August 13, 2019
In June 2019, the Sisters of Charity Foundation of Cleveland (SOCF) awarded $40,000 to the Coalition on Homelessness and Housing in Ohio (COHHIO) to support a policy strategy to increase state and federal funding to reduce homelessness across Ohio. One month later, the Ohio Housing Trust Fund saw its first increase in 16 years within the state budget, and the governor added $5 million annually to address youth homelessness.
COHHIO is a coalition of organizations and individuals committed to ending homelessness and to promoting decent, safe, fair, affordable housing for all, with a focus on assisting low-income people and those with special needs. SOCF has supported COHHIO’s work for nearly 20 years, and the organization has shown ongoing progress in effecting change for those individuals experiencing homelessness.

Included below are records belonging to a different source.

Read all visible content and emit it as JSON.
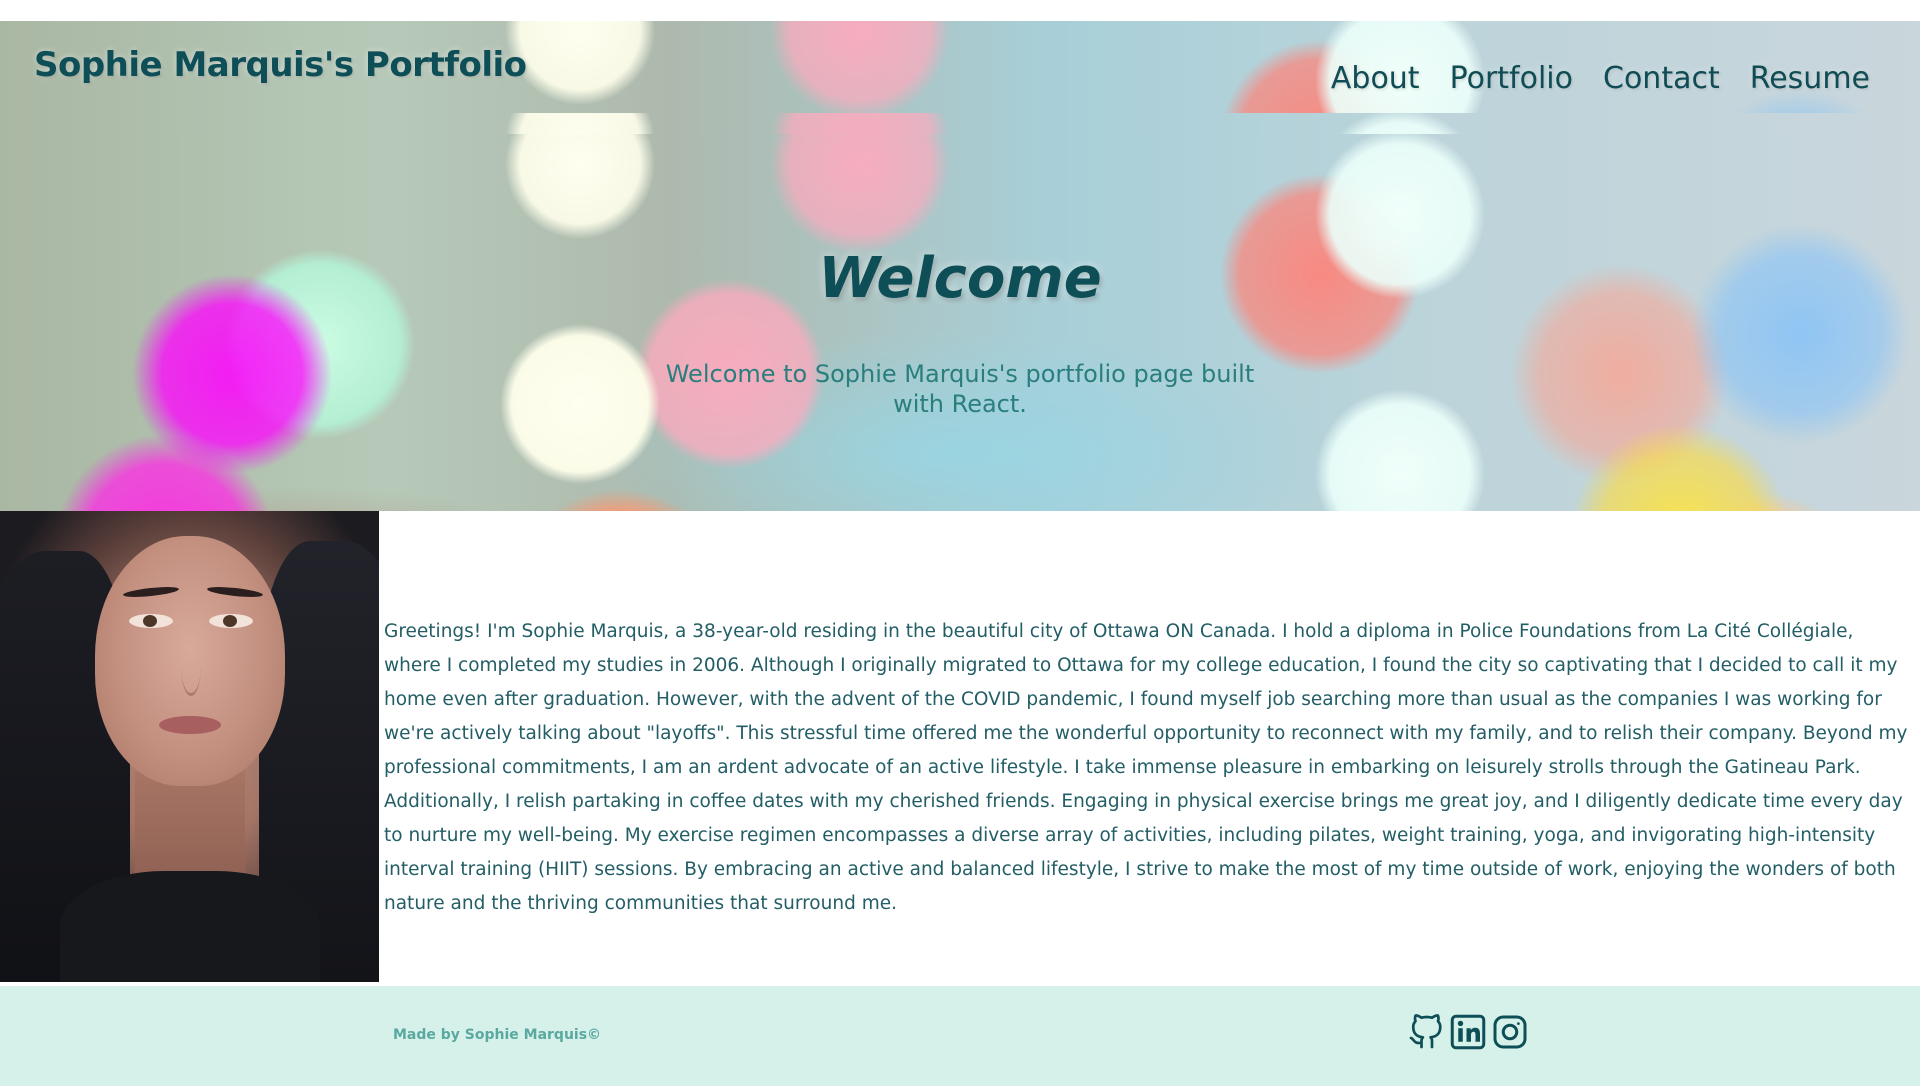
{
  "header": {
    "site_title": "Sophie Marquis's Portfolio",
    "nav": [
      {
        "label": "About"
      },
      {
        "label": "Portfolio"
      },
      {
        "label": "Contact"
      },
      {
        "label": "Resume"
      }
    ]
  },
  "hero": {
    "heading": "Welcome",
    "subheading": "Welcome to Sophie Marquis's portfolio page built with React."
  },
  "about": {
    "bio": "Greetings! I'm Sophie Marquis, a 38-year-old residing in the beautiful city of Ottawa ON Canada. I hold a diploma in Police Foundations from La Cité Collégiale, where I completed my studies in 2006. Although I originally migrated to Ottawa for my college education, I found the city so captivating that I decided to call it my home even after graduation. However, with the advent of the COVID pandemic, I found myself job searching more than usual as the companies I was working for we're actively talking about \"layoffs\". This stressful time offered me the wonderful opportunity to reconnect with my family, and to relish their company. Beyond my professional commitments, I am an ardent advocate of an active lifestyle. I take immense pleasure in embarking on leisurely strolls through the Gatineau Park. Additionally, I relish partaking in coffee dates with my cherished friends. Engaging in physical exercise brings me great joy, and I diligently dedicate time every day to nurture my well-being. My exercise regimen encompasses a diverse array of activities, including pilates, weight training, yoga, and invigorating high-intensity interval training (HIIT) sessions. By embracing an active and balanced lifestyle, I strive to make the most of my time outside of work, enjoying the wonders of both nature and the thriving communities that surround me."
  },
  "footer": {
    "credit": "Made by Sophie Marquis©",
    "socials": [
      {
        "icon": "github-icon"
      },
      {
        "icon": "linkedin-icon"
      },
      {
        "icon": "instagram-icon"
      }
    ]
  },
  "colors": {
    "primary_text": "#0e4f57",
    "subheading_text": "#2a7e7e",
    "body_text": "#235e66",
    "footer_bg": "#d6f0ea",
    "footer_text": "#5aa9a0"
  }
}
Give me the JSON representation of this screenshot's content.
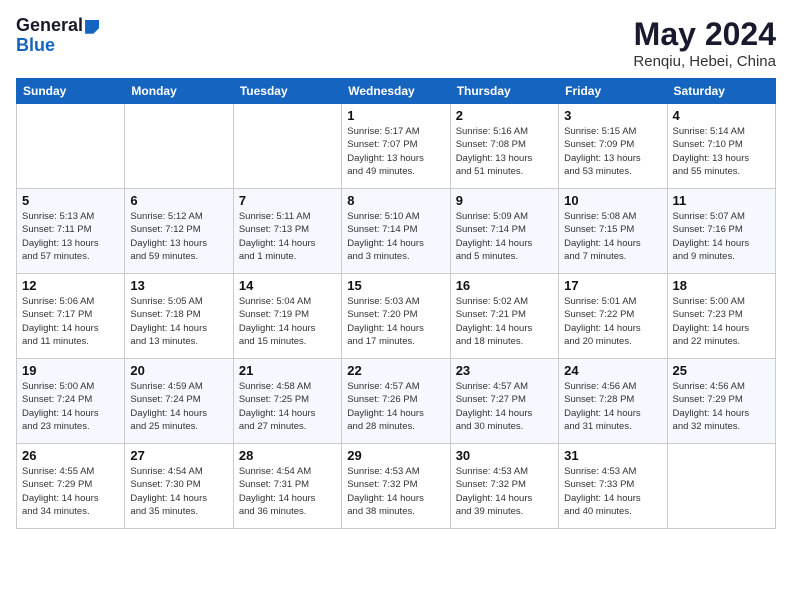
{
  "header": {
    "logo_general": "General",
    "logo_blue": "Blue",
    "month": "May 2024",
    "location": "Renqiu, Hebei, China"
  },
  "weekdays": [
    "Sunday",
    "Monday",
    "Tuesday",
    "Wednesday",
    "Thursday",
    "Friday",
    "Saturday"
  ],
  "weeks": [
    [
      {
        "day": "",
        "info": ""
      },
      {
        "day": "",
        "info": ""
      },
      {
        "day": "",
        "info": ""
      },
      {
        "day": "1",
        "info": "Sunrise: 5:17 AM\nSunset: 7:07 PM\nDaylight: 13 hours\nand 49 minutes."
      },
      {
        "day": "2",
        "info": "Sunrise: 5:16 AM\nSunset: 7:08 PM\nDaylight: 13 hours\nand 51 minutes."
      },
      {
        "day": "3",
        "info": "Sunrise: 5:15 AM\nSunset: 7:09 PM\nDaylight: 13 hours\nand 53 minutes."
      },
      {
        "day": "4",
        "info": "Sunrise: 5:14 AM\nSunset: 7:10 PM\nDaylight: 13 hours\nand 55 minutes."
      }
    ],
    [
      {
        "day": "5",
        "info": "Sunrise: 5:13 AM\nSunset: 7:11 PM\nDaylight: 13 hours\nand 57 minutes."
      },
      {
        "day": "6",
        "info": "Sunrise: 5:12 AM\nSunset: 7:12 PM\nDaylight: 13 hours\nand 59 minutes."
      },
      {
        "day": "7",
        "info": "Sunrise: 5:11 AM\nSunset: 7:13 PM\nDaylight: 14 hours\nand 1 minute."
      },
      {
        "day": "8",
        "info": "Sunrise: 5:10 AM\nSunset: 7:14 PM\nDaylight: 14 hours\nand 3 minutes."
      },
      {
        "day": "9",
        "info": "Sunrise: 5:09 AM\nSunset: 7:14 PM\nDaylight: 14 hours\nand 5 minutes."
      },
      {
        "day": "10",
        "info": "Sunrise: 5:08 AM\nSunset: 7:15 PM\nDaylight: 14 hours\nand 7 minutes."
      },
      {
        "day": "11",
        "info": "Sunrise: 5:07 AM\nSunset: 7:16 PM\nDaylight: 14 hours\nand 9 minutes."
      }
    ],
    [
      {
        "day": "12",
        "info": "Sunrise: 5:06 AM\nSunset: 7:17 PM\nDaylight: 14 hours\nand 11 minutes."
      },
      {
        "day": "13",
        "info": "Sunrise: 5:05 AM\nSunset: 7:18 PM\nDaylight: 14 hours\nand 13 minutes."
      },
      {
        "day": "14",
        "info": "Sunrise: 5:04 AM\nSunset: 7:19 PM\nDaylight: 14 hours\nand 15 minutes."
      },
      {
        "day": "15",
        "info": "Sunrise: 5:03 AM\nSunset: 7:20 PM\nDaylight: 14 hours\nand 17 minutes."
      },
      {
        "day": "16",
        "info": "Sunrise: 5:02 AM\nSunset: 7:21 PM\nDaylight: 14 hours\nand 18 minutes."
      },
      {
        "day": "17",
        "info": "Sunrise: 5:01 AM\nSunset: 7:22 PM\nDaylight: 14 hours\nand 20 minutes."
      },
      {
        "day": "18",
        "info": "Sunrise: 5:00 AM\nSunset: 7:23 PM\nDaylight: 14 hours\nand 22 minutes."
      }
    ],
    [
      {
        "day": "19",
        "info": "Sunrise: 5:00 AM\nSunset: 7:24 PM\nDaylight: 14 hours\nand 23 minutes."
      },
      {
        "day": "20",
        "info": "Sunrise: 4:59 AM\nSunset: 7:24 PM\nDaylight: 14 hours\nand 25 minutes."
      },
      {
        "day": "21",
        "info": "Sunrise: 4:58 AM\nSunset: 7:25 PM\nDaylight: 14 hours\nand 27 minutes."
      },
      {
        "day": "22",
        "info": "Sunrise: 4:57 AM\nSunset: 7:26 PM\nDaylight: 14 hours\nand 28 minutes."
      },
      {
        "day": "23",
        "info": "Sunrise: 4:57 AM\nSunset: 7:27 PM\nDaylight: 14 hours\nand 30 minutes."
      },
      {
        "day": "24",
        "info": "Sunrise: 4:56 AM\nSunset: 7:28 PM\nDaylight: 14 hours\nand 31 minutes."
      },
      {
        "day": "25",
        "info": "Sunrise: 4:56 AM\nSunset: 7:29 PM\nDaylight: 14 hours\nand 32 minutes."
      }
    ],
    [
      {
        "day": "26",
        "info": "Sunrise: 4:55 AM\nSunset: 7:29 PM\nDaylight: 14 hours\nand 34 minutes."
      },
      {
        "day": "27",
        "info": "Sunrise: 4:54 AM\nSunset: 7:30 PM\nDaylight: 14 hours\nand 35 minutes."
      },
      {
        "day": "28",
        "info": "Sunrise: 4:54 AM\nSunset: 7:31 PM\nDaylight: 14 hours\nand 36 minutes."
      },
      {
        "day": "29",
        "info": "Sunrise: 4:53 AM\nSunset: 7:32 PM\nDaylight: 14 hours\nand 38 minutes."
      },
      {
        "day": "30",
        "info": "Sunrise: 4:53 AM\nSunset: 7:32 PM\nDaylight: 14 hours\nand 39 minutes."
      },
      {
        "day": "31",
        "info": "Sunrise: 4:53 AM\nSunset: 7:33 PM\nDaylight: 14 hours\nand 40 minutes."
      },
      {
        "day": "",
        "info": ""
      }
    ]
  ]
}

The Ohio Housing Trust Fund
According to COHHIO, most states have housing trust fund programs to make housing more affordable for their residents, but the Ohio Housing Trust Fund has one of the best track records in the U.S. It is a flexible state funding source that funds a wide range of activities to support affordable housing and homeless assistance initiatives throughout Ohio. Over the past 27 years, it has helped nearly one million Ohioans with a wide range of needs, while injecting billions of dollars into the local economy.
This year, COHHIO sought additional funding for the Housing Trust Fund to position the state to respond to rising homelessness, which has increased 20 percent over five years to more than 71,123 Ohioans, according to the Ohio Housing Finance Agency. Children are the fastest-growing segment of the homeless population and now total 20,717 individuals, including nearly 3,000 babies under age 1, a population that has increased 53 percent since 2012.
Ending Homelessness at SOCF
Since its inception, the Sisters of Charity Foundation of Cleveland has prioritized addressing issues of homelessness in Northeast Ohio, and has invested millions of dollars in ongoing initiatives like Housing First and A Place 4 Me to support those experiencing chronic homelessness, as well as young people facing homelessness and aging out of foster care. While many philanthropic and nonprofit organizations have made tremendous impact in the community, senior program officer Angela D’Orazio says that informed public policy and sufficient public resources are key to ending homelessness.
“The solution to homelessness requires strong public sector partnership and policy change,” she said. “Philanthropy plays an important role in funding advocacy, urging political leaders to action and piloting innovative approaches that can be brought to scale with public investment.”
This is why it’s so important to have a partner like COHHIO at the state level, D’Orazio said. Their work involves educating legislators and the administration on issues of homelessness and housing instability, advocating for additional resources and strategic targeting of those resources to serve those most in need, and encouraging coordination among state agencies to more effectively serve homeless individuals and families.
“Our work with COHHIO is critical,” she said. “Their advocacy ensures that there is greater opportunity to access safe, secure housing for Ohio’s most vulnerable individuals, including youth who have aged out of the foster care system and young women at risk of infant mortality.”
In addition to work with the state government, SOCF also invests in coalitions for advocacy and public partners at a federal level. A Way Home America and Funders Together to End Homelessness are key partners and longtime SOCF grantees; Funders Together also supports funders to engage at a state level to expand their impact to end homelessness.
D’Orazio anticipates an increased focus on policy and advocacy in addressing homelessness as more communities begin to see results from their public/private collaborative initiatives.
“With smart coordination of private and public resources, as well as effective and accountable partners, we believe that we can achieve our goal of ending homelessness,” she said. “We’ve seen it happen in our community and across the country.”